Note about the Messenger family - Jane and Frederick Messenger married in Ohio in 1831 and moved to Iowa some 25 years later with most of their children.  At least 5 of those children kept going west to the Washington Territory to homestead land opened up by the territorial government.  John E. Messenger settled in Clark County as did his aunt Leona.  The others landed in Garfield County, which is in southeast Washington.  About ten years after her husband died, Jane followed her children west.  She would have been in her late 60’s.  She is buried in Kirby Bethel Cemetery in Garfield County, Washington.


Note about your direct line:
Joel and Jane had an older brother named Zalmon Johnson whose second wife was Susan Maxwell.  They would be your 5th great-grandparents.  

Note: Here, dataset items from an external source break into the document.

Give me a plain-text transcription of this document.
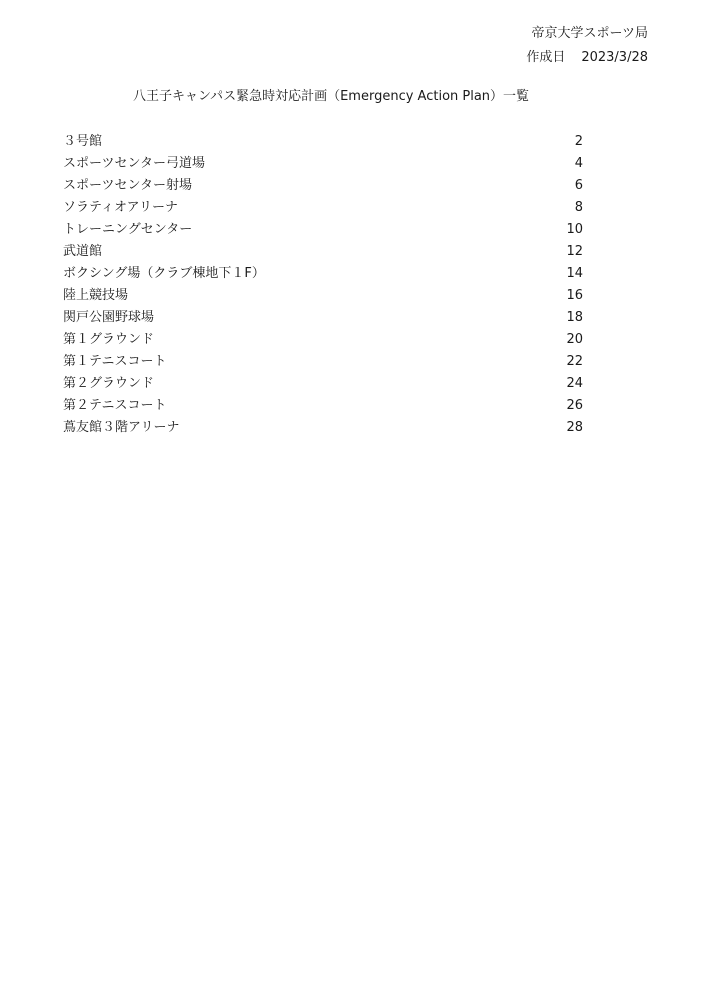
帝京大学スポーツ局
作成日 2023/3/28
八王子キャンパス緊急時対応計画（Emergency Action Plan）一覧
３号館	2
スポーツセンター弓道場	4
スポーツセンター射場	6
ソラティオアリーナ	8
トレーニングセンター	10
武道館	12
ボクシング場（クラブ棟地下１F）	14
陸上競技場	16
関戸公園野球場	18
第１グラウンド	20
第１テニスコート	22
第２グラウンド	24
第２テニスコート	26
蔦友館３階アリーナ	28
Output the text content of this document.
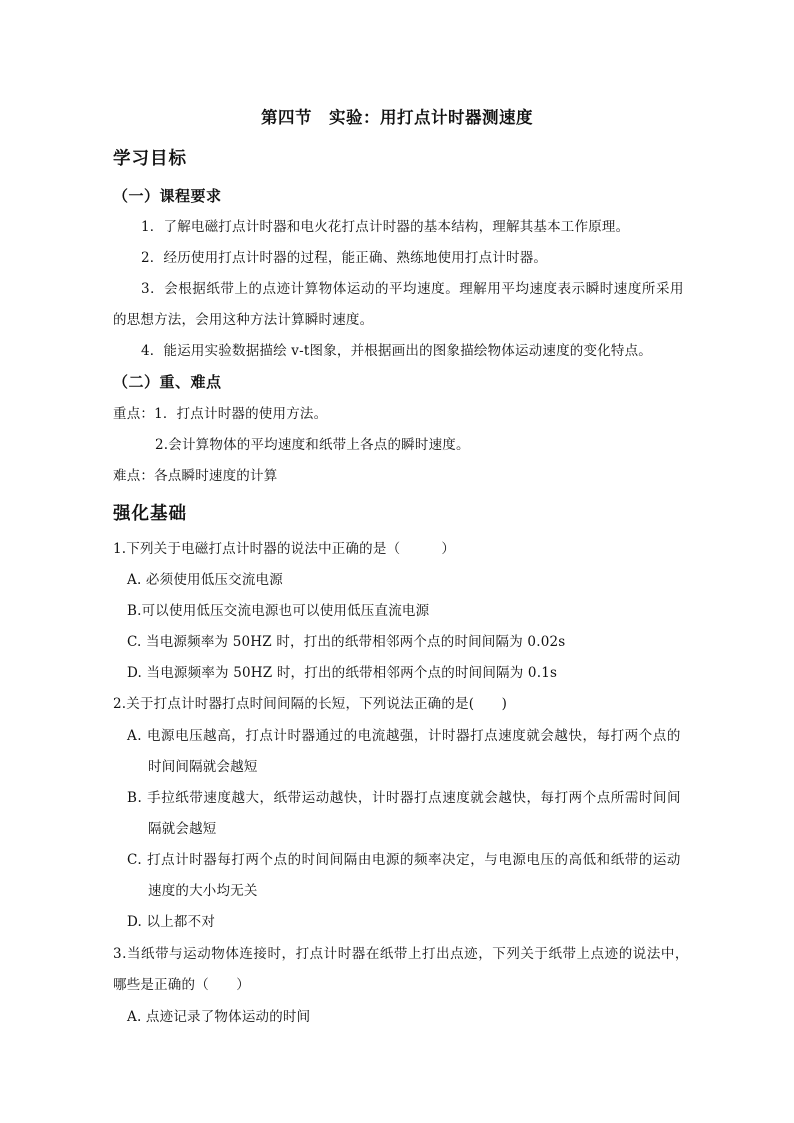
第四节　实验：用打点计时器测速度
学习目标
（一）课程要求
1．了解电磁打点计时器和电火花打点计时器的基本结构，理解其基本工作原理。
2．经历使用打点计时器的过程，能正确、熟练地使用打点计时器。
3．会根据纸带上的点迹计算物体运动的平均速度。理解用平均速度表示瞬时速度所采用
的思想方法，会用这种方法计算瞬时速度。
4．能运用实验数据描绘 v-t图象，并根据画出的图象描绘物体运动速度的变化特点。
（二）重、难点
重点：1．打点计时器的使用方法。
2.会计算物体的平均速度和纸带上各点的瞬时速度。
难点：各点瞬时速度的计算
强化基础
1.下列关于电磁打点计时器的说法中正确的是（　　　）
A. 必须使用低压交流电源
B.可以使用低压交流电源也可以使用低压直流电源
C. 当电源频率为 50HZ 时，打出的纸带相邻两个点的时间间隔为 0.02s
D. 当电源频率为 50HZ 时，打出的纸带相邻两个点的时间间隔为 0.1s
2.关于打点计时器打点时间间隔的长短，下列说法正确的是(　　)
A. 电源电压越高，打点计时器通过的电流越强，计时器打点速度就会越快，每打两个点的
时间间隔就会越短
B. 手拉纸带速度越大，纸带运动越快，计时器打点速度就会越快，每打两个点所需时间间
隔就会越短
C. 打点计时器每打两个点的时间间隔由电源的频率决定，与电源电压的高低和纸带的运动
速度的大小均无关
D. 以上都不对
3.当纸带与运动物体连接时，打点计时器在纸带上打出点迹，下列关于纸带上点迹的说法中，
哪些是正确的（　　）
A. 点迹记录了物体运动的时间
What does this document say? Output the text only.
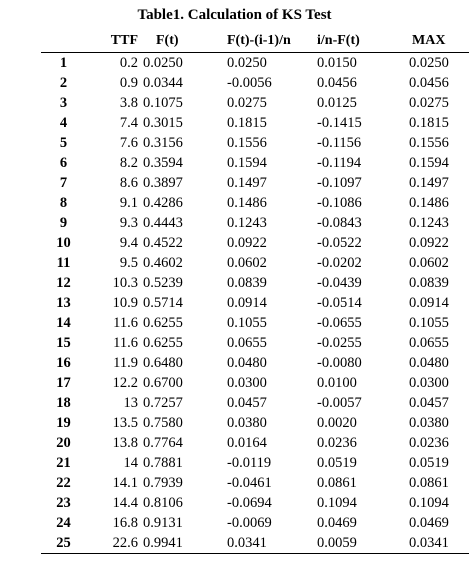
Table1. Calculation of KS Test
	TTF	F(t)	F(t)-(i-1)/n	i/n-F(t)	MAX
1	0.2	0.0250	0.0250	0.0150	0.0250
2	0.9	0.0344	-0.0056	0.0456	0.0456
3	3.8	0.1075	0.0275	0.0125	0.0275
4	7.4	0.3015	0.1815	-0.1415	0.1815
5	7.6	0.3156	0.1556	-0.1156	0.1556
6	8.2	0.3594	0.1594	-0.1194	0.1594
7	8.6	0.3897	0.1497	-0.1097	0.1497
8	9.1	0.4286	0.1486	-0.1086	0.1486
9	9.3	0.4443	0.1243	-0.0843	0.1243
10	9.4	0.4522	0.0922	-0.0522	0.0922
11	9.5	0.4602	0.0602	-0.0202	0.0602
12	10.3	0.5239	0.0839	-0.0439	0.0839
13	10.9	0.5714	0.0914	-0.0514	0.0914
14	11.6	0.6255	0.1055	-0.0655	0.1055
15	11.6	0.6255	0.0655	-0.0255	0.0655
16	11.9	0.6480	0.0480	-0.0080	0.0480
17	12.2	0.6700	0.0300	0.0100	0.0300
18	13	0.7257	0.0457	-0.0057	0.0457
19	13.5	0.7580	0.0380	0.0020	0.0380
20	13.8	0.7764	0.0164	0.0236	0.0236
21	14	0.7881	-0.0119	0.0519	0.0519
22	14.1	0.7939	-0.0461	0.0861	0.0861
23	14.4	0.8106	-0.0694	0.1094	0.1094
24	16.8	0.9131	-0.0069	0.0469	0.0469
25	22.6	0.9941	0.0341	0.0059	0.0341
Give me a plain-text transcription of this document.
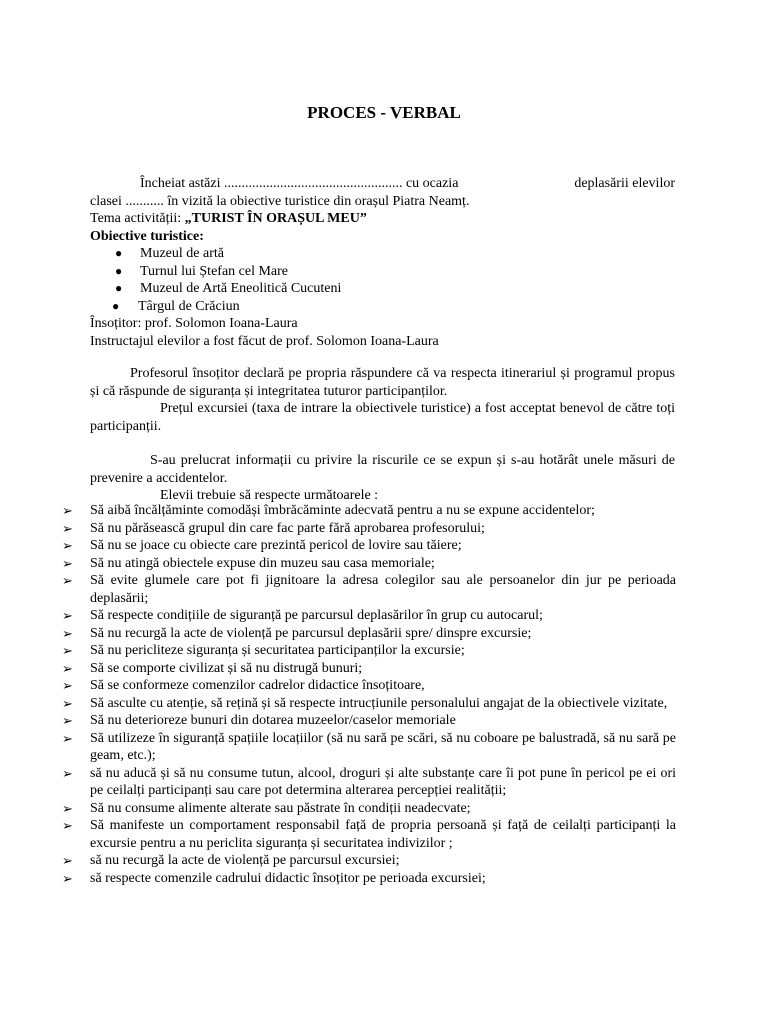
PROCES - VERBAL
Încheiat astăzi ................................................... cu ocazia	deplasării elevilor

clasei ........... în vizită la obiective turistice din orașul Piatra Neamț.

Tema activității: „TURIST ÎN ORAȘUL MEU”

Obiective turistice:

● Muzeul de artă
● Turnul lui Ștefan cel Mare
● Muzeul de Artă Eneolitică Cucuteni
● Târgul de Crăciun

Însoțitor: prof. Solomon Ioana-Laura

Instructajul elevilor a fost făcut de prof. Solomon Ioana-Laura

Profesorul însoțitor declară pe propria răspundere că va respecta itinerariul și programul propus și că răspunde de siguranța și integritatea tuturor participanților.

Prețul excursiei (taxa de intrare la obiectivele turistice) a fost acceptat benevol de către toți participanții.

S-au prelucrat informații cu privire la riscurile ce se expun și s-au hotărât unele măsuri de prevenire a accidentelor.

Elevii trebuie să respecte următoarele :

➢ Să aibă încălțăminte comodăși îmbrăcăminte adecvată pentru a nu se expune accidentelor;
➢ Să nu părăsească grupul din care fac parte fără aprobarea profesorului;
➢ Să nu se joace cu obiecte care prezintă pericol de lovire sau tăiere;
➢ Să nu atingă obiectele expuse din muzeu sau casa memoriale;
➢ Să evite glumele care pot fi jignitoare la adresa colegilor sau ale persoanelor din jur pe perioada deplasării;
➢ Să respecte condițiile de siguranță pe parcursul deplasărilor în grup cu autocarul;
➢ Să nu recurgă la acte de violență pe parcursul deplasării spre/ dinspre excursie;
➢ Să nu pericliteze siguranța și securitatea participanților la excursie;
➢ Să se comporte civilizat și să nu distrugă bunuri;
➢ Să se conformeze comenzilor cadrelor didactice însoțitoare,
➢ Să asculte cu atenție, să rețină și să respecte intrucțiunile personalului angajat de la obiectivele vizitate,
➢ Să nu deterioreze bunuri din dotarea muzeelor/caselor memoriale
➢ Să utilizeze în siguranță spațiile locațiilor (să nu sară pe scări, să nu coboare pe balustradă, să nu sară pe geam, etc.);
➢ să nu aducă și să nu consume tutun, alcool, droguri și alte substanțe care îi pot pune în pericol pe ei ori pe ceilalți participanți sau care pot determina alterarea percepției realității;
➢ Să nu consume alimente alterate sau păstrate în condiții neadecvate;
➢ Să manifeste un comportament responsabil față de propria persoană și față de ceilalți participanți la excursie pentru a nu periclita siguranța și securitatea indivizilor ;
➢ să nu recurgă la acte de violență pe parcursul excursiei;
➢ să respecte comenzile cadrului didactic însoțitor pe perioada excursiei;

Zalmon Johnson - found on Ancestry.com
Their descendents took a more circuitous route to the northwest.  Born in 1805 in Vermont, Zalmon moved with his family to Ohio where he married twice and raised 9 children.  In mid-life he moved to Marshall County, Illinois.  His daughter Adeline married Miles Ward in 1866 and after a few years that family moved to Iowa and then Nebraska.  Their daughter Lois had been born in Illinois in 1869 and married Albert White in Iowa about 1889.  They lived in Nebraska for a while and that is where their daughter Dianitia was born in 1890.  By 1910 the family had moved to Jackson County, Texas.  Both Lois and Albert died there and are buried in Houston, Texas.

Front row: unknown child, Miles Ward, Adeline Johnson (Mrs Miles Ward), Lois (Ward) White, Albert Willis White 
Back row, unnamed family of Lois Ward - from White_Crumpton Family Tree on Ancestry.com

Not long after the move to Texas Dianitia married Bert Stark.  They had two daughters while living in Texas.  Their two sons were born in Clay County, Minnesota, but sometime after 1940 they moved to San Francisco.  One of those sons, Glenn, is your great-grandfather.